At the next table, there was a group of five who looked like they could be from the Caribbean. Hoping for some "insider" critique of the cuisine, I leaned over. Peter, an IT-contractor, introduced me to his daughter, Jennifer, and as he spoke a bit more, I realized he was Nigerian.

"I’ve been coming here for a year now because I like the food but I especially enjoy the friendly atmosphere – a mix of nations," he said, making the point, "Austrians are not used to seeing black people; they don’t know how to handle you; here you don’t feel threatened. Jennifer specified her father’s abstraction: "it’s welcoming, familiar and calm."

The three other IT-consultants in the group added their comments. Caleb from Rwanda said this place is like those special restaurants – Italian, Chinese – that have a real nice and natural atmosphere." Nigerian Leo Obeiagwu agreed, "Yes, I’ve been to so many other restaurants in Vienna; I don’t see the Afro-Caribbean imprint except in the food, but this is special – Europeanized African."

"African cooking lacks exposure to an international audience," said Charles Okubia, and then he referred to the wide range of choices in London where he lives. "So I’m proud of Keke’s," he continued, "which indicates preparation, presentation, and appeal – the result of research and innovation – not just for tradition but for quality as well."

Back at the bar, after finishing my delicious meal, Chris told me more about his motives in setting up his three-year-old restaurant. "I had two surgical operations for colon cancer after which I decided to drastically change my eating habits. For several years after work at Move On, the dance studio, which I run and where I teach, I’d go to restaurants for food that was frozen and unhealthy. So, the philosophy behind Keke’s is not about being a restaurant but about being an Afro-Caribbean kitchen preparing and serving fresh food. To ensure that, we go to the Naschmarkt, or to the open markets of Vienna, where one can procure the world’s fresh produce – day in, day out."

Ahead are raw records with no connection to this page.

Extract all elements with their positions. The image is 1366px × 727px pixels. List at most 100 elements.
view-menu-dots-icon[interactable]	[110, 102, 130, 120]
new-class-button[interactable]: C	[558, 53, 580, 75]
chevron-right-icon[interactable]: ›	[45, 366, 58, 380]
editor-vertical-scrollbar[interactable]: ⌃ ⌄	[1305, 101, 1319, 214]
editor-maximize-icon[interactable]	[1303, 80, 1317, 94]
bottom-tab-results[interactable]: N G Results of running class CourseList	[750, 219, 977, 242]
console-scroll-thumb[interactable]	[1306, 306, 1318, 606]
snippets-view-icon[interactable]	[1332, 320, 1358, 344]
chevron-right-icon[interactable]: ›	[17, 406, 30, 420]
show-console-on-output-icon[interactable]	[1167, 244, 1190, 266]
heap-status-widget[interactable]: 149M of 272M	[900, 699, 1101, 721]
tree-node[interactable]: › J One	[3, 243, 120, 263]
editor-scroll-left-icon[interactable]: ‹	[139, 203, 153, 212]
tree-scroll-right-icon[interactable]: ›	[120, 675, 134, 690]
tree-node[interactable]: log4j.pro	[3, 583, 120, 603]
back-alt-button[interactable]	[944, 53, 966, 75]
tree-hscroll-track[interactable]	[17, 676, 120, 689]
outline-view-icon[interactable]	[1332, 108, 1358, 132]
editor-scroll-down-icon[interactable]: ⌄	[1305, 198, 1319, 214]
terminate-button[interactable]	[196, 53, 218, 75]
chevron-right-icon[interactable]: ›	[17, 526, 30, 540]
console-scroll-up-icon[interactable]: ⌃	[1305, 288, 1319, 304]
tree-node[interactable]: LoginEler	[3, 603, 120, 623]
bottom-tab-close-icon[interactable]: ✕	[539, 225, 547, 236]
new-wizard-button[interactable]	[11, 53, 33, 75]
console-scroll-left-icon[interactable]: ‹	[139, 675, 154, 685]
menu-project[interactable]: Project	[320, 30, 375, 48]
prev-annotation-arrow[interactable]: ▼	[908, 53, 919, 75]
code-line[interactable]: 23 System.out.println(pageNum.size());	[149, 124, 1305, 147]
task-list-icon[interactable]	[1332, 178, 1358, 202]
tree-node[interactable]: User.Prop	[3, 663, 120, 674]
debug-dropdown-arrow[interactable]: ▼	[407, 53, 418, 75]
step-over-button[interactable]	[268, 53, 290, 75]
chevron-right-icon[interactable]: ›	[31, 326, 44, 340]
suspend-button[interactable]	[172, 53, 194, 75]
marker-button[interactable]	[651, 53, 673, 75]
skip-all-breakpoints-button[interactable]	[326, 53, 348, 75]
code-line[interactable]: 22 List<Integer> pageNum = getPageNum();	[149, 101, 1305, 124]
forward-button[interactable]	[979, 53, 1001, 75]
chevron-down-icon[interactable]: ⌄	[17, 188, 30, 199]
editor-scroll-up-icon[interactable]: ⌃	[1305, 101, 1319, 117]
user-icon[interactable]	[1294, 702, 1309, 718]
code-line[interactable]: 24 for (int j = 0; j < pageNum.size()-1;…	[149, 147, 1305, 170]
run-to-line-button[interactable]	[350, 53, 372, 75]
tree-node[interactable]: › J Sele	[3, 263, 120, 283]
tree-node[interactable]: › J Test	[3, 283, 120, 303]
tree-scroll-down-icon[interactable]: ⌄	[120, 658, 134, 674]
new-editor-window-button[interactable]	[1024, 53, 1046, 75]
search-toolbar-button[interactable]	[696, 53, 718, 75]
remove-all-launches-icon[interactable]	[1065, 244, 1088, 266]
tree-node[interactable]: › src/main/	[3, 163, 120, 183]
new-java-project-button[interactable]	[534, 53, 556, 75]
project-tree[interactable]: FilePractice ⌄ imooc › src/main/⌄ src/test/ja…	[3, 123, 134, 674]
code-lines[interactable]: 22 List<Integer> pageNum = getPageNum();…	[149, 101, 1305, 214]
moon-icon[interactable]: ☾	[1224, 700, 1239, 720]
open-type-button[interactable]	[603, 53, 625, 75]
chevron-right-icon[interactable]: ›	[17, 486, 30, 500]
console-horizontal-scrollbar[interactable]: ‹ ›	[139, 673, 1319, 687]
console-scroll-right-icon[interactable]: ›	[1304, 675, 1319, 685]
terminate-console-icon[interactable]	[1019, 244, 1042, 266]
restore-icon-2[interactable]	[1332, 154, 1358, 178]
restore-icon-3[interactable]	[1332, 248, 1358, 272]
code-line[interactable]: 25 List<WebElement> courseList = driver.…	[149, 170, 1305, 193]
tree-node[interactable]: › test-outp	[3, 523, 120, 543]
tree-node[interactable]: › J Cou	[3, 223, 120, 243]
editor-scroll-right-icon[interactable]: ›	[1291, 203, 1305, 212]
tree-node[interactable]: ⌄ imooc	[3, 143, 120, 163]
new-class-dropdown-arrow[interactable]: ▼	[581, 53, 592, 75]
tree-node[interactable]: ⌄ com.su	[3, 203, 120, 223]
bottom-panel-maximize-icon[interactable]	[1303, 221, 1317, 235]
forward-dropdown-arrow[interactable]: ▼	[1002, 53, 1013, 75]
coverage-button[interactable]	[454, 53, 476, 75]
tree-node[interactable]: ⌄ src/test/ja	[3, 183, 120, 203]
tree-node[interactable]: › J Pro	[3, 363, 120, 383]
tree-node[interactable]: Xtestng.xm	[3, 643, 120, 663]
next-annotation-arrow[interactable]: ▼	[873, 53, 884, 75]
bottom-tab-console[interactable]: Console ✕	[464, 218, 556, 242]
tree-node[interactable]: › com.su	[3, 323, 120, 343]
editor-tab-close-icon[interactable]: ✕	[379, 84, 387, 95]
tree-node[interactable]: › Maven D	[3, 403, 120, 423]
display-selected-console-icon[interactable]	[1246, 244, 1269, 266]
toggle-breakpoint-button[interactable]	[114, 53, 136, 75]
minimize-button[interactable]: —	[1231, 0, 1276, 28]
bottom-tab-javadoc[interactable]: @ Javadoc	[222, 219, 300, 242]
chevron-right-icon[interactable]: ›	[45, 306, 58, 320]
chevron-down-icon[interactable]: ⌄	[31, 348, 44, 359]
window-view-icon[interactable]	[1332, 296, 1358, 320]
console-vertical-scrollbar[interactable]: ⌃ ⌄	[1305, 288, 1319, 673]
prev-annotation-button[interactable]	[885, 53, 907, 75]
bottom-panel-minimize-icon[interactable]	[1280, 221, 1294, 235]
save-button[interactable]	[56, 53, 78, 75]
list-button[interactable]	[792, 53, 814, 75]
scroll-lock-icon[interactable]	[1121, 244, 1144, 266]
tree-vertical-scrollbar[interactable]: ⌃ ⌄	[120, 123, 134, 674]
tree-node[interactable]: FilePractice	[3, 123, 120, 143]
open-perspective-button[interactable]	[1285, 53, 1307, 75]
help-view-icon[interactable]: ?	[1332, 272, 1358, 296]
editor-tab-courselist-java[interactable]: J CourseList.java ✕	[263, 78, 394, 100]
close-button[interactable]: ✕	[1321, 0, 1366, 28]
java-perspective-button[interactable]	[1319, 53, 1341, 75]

Naturally moving to the beat of his booming but modulated voice Chris said, "so, I’m not offering white table cloths and all that fancy stuff that could deviate from my back to the roots-and-basics focus. I offer simple things like beans – the energy is all there, and it’s nice to be able to feel it.

Of course, I’m open, and I adjust if I have to, like this place was simply white, but I added these earth colours that friends suggested even though they now detract from simple statements, like that beautiful African wood: the wall between the bar and the kitchen, as part of my design strategy."

After saying "Servus" to each other and as I made my leave, I heard the Caribbean beat that I’d noticed upon coming in and that made me feel as if I’d walked into a seaside place – the pleasant energies of palm leaves and lapping waves undulating into Keke’s – in Wien!